According to statistics, at least a 14.3% of Mexicans suffer from anxiety, making that illness the most common one among citizens, but what is the problem? Most Mexicans don’t take mental health seriously and like to think of it as the lack of strength, a simple state of weakness.
As a person who was diagnosed with anxiety when I was still 14 years old, I can confirm that feeling. At first, I didn’t understand the concept of the illness I was going through and I blamed myself for being “too weak.” I tried to seek help but I didn’t have enough money to get continuous therapy.
A few days ago at school, a class released their new project called “emotional health.” I was curious about their ideas, but it turned out to be a project about posting motivational quotes on the school’s Facebook group. Although I was expecting more, I appreciate their effort of trying to bring light to this subject that still is a huge stigma among fellow Mexicans. But yes, there is more to do.
Supportive words are nice to hear, but unfortunately, people with mental illness need way more.
That strategy indirectly makes the erroneous statement that mental illness is just a state of mind, that the people suffering from it just need to “get over it,” or “be happy.” It practically doesn’t treat that ailment as what it is — a neurobiological illness that sometimes has to be controlled with medication.

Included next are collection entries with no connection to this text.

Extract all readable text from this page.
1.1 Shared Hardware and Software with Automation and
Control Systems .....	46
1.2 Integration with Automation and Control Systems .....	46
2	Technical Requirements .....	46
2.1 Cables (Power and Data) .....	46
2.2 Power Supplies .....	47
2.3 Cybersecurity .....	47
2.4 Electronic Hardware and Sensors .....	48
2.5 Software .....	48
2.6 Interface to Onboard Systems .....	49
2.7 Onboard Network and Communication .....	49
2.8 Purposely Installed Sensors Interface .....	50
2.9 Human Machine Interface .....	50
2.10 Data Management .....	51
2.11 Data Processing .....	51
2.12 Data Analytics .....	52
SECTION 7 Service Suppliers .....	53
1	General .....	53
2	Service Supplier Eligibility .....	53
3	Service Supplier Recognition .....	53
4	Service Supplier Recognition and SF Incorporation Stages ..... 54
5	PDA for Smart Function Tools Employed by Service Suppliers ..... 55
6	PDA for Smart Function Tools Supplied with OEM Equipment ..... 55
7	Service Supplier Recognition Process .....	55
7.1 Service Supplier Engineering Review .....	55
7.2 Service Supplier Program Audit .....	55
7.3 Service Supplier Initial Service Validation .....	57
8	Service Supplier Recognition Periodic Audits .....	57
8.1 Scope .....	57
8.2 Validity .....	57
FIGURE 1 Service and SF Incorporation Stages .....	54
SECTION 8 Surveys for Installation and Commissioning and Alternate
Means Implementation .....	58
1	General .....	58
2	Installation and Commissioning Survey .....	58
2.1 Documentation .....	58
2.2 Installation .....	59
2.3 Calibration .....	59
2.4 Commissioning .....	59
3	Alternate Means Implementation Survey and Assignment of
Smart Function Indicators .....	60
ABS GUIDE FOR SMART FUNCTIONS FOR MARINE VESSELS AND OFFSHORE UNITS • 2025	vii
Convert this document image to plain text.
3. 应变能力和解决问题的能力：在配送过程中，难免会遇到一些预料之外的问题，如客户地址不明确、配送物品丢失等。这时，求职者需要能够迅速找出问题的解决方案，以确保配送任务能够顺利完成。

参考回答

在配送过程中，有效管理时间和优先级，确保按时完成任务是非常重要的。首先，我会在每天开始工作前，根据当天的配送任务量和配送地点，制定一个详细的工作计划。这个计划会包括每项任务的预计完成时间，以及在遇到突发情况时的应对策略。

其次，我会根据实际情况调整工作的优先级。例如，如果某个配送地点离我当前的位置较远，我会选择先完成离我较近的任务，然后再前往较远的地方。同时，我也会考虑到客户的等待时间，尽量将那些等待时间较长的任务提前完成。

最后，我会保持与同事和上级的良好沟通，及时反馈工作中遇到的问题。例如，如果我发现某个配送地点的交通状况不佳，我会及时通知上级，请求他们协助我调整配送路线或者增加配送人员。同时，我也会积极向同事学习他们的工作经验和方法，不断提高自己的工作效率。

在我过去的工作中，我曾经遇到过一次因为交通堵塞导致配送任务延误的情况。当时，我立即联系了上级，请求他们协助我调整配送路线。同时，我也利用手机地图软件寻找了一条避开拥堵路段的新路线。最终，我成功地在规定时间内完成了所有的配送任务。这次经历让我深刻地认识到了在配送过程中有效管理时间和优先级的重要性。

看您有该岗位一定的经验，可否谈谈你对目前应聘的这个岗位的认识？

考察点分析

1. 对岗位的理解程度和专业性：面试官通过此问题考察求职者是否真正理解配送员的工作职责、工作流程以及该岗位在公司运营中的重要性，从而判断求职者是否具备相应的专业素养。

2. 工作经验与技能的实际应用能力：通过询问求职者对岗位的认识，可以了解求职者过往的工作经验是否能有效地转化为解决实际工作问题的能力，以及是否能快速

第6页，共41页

Other times, I had to witness my classmates mocking anxiety, depression and eating disorders for a project, while my remaining classmates laughed at the jokes. I stared silently, wondering if they’ve ever felt any of those illnesses themselves. Why was it a joke to them something that terrifies people every day of their lives? That was one of the reasons I was motivated enough to write this, to state that mental illness is not a joke and it’s not magically cured with motivational quotes.
Back when I was at my worst, I tried reaching for help at school and the doors were closed right at my face. So, as a suggestion, from a person who can relate to the struggle of suffering “emotionally,” I would recommend to people who are blessed with an illness-free life to be more sensitive when you joke about things you don’t understand at all and to anyone who wants to feel empathy and try to help, please start by bringing professional help to those in need.
We appreciate your kind words deeply, but we need more than that.